I am stunned by my friend, the senior Senator from Arizona. When I was an appropriator, I was on this Senate floor and I watched him, with his staff in the back of the room every time we did an appropriations bill. He pored through line by line with his staff of every appropriations bill. If there was something he thought was askew he would object to it. We got used to that because, frankly, it saved money over time.

He referred to all the pork that was in these bills, and he and I disagreed on what was determined to be pork, but I understood where he was coming from. I am just flabbergasted now that the senior Senator from Arizona, the chairman of the Armed Services Committee, is agreeing to a one-time gimmick. All the experts have said these gimmicks don't work--especially this one. Now, the committee, led by my friend the senior Senator from Arizona, is agreeing to this gimmick. Think of that. The Republicans, led by the senior Senator from Arizona, are advocating deficit spending big time--not a little bit, big time--tens of billions of dollars.

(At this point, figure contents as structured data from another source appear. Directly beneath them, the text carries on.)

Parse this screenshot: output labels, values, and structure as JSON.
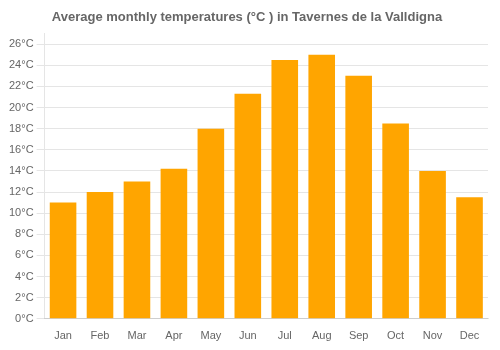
{
  "chart_data": {
    "type": "bar",
    "title": "Average monthly temperatures (°C ) in Tavernes de la Valldigna",
    "categories": [
      "Jan",
      "Feb",
      "Mar",
      "Apr",
      "May",
      "Jun",
      "Jul",
      "Aug",
      "Sep",
      "Oct",
      "Nov",
      "Dec"
    ],
    "values": [
      11.0,
      12.0,
      13.0,
      14.2,
      18.0,
      21.3,
      24.5,
      25.0,
      23.0,
      18.5,
      14.0,
      11.5
    ],
    "color": "#FFA500",
    "ylim": [
      0,
      27
    ],
    "yticks": [
      {
        "value": 0,
        "label": "0°C"
      },
      {
        "value": 2,
        "label": "2°C"
      },
      {
        "value": 4,
        "label": "4°C"
      },
      {
        "value": 6,
        "label": "6°C"
      },
      {
        "value": 8,
        "label": "8°C"
      },
      {
        "value": 10,
        "label": "10°C"
      },
      {
        "value": 12,
        "label": "12°C"
      },
      {
        "value": 14,
        "label": "14°C"
      },
      {
        "value": 16,
        "label": "16°C"
      },
      {
        "value": 18,
        "label": "18°C"
      },
      {
        "value": 20,
        "label": "20°C"
      },
      {
        "value": 22,
        "label": "22°C"
      },
      {
        "value": 24,
        "label": "24°C"
      },
      {
        "value": 26,
        "label": "26°C"
      }
    ],
    "grid": true
  }
}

Our troops deserve better than this. Meanwhile, unless we deal with the impact of sequestration more broadly, middle-class America will suffer drastic cuts in things that matter to them the most--cuts in priorities such as education, job creation, and lifesaving research. Sequestration of nondefense programs is also an attack on our military families. For example, sequestration threatens to cut VA spending, health care spending for the military, job training for returning veterans, schools that teach children of military families, and heating assistance for veterans who are struggling.

If we are going to be fair to military families, just as to millions of other working Americans, we need to fix sequestration for more than just the Pentagon. We need to fix it for defense and nondefense programs jointly. Defense and nondefense are inextricable. They are certainly things we cannot separate.

That is what the Reed amendment is designed to change through bipartisan negotiations. There is no reason to wait to negotiate a bipartisan budget. It makes no sense to start spending extra money on defense or anything else until we agree on an overall plan. Put simply, we ought to budget first and spend later. That is the only responsible way for a family or our Nation to conduct its business.

That is why the Reed amendment makes so much sense. I urge my colleagues to support the Reed amendment. A plan that avoids unnecessary cuts to priorities such as education, job creation, and research is what the Reed amendment is all about. It is a plan that funds all agencies that protect our security, including the FBI, the Department of Homeland Security, and the Drug Enforcement Administration--all of these vital programs. It is a plan that funds our troops, protects military families, and makes the long-term investment needed to ensure a secure, prosperous future for all Americans.

Less than 2 years ago, Democrat Patty Murray and Republican Paul Ryan proved it could be done. Let's put an end to the games and gimmicks and start putting together a responsible budget.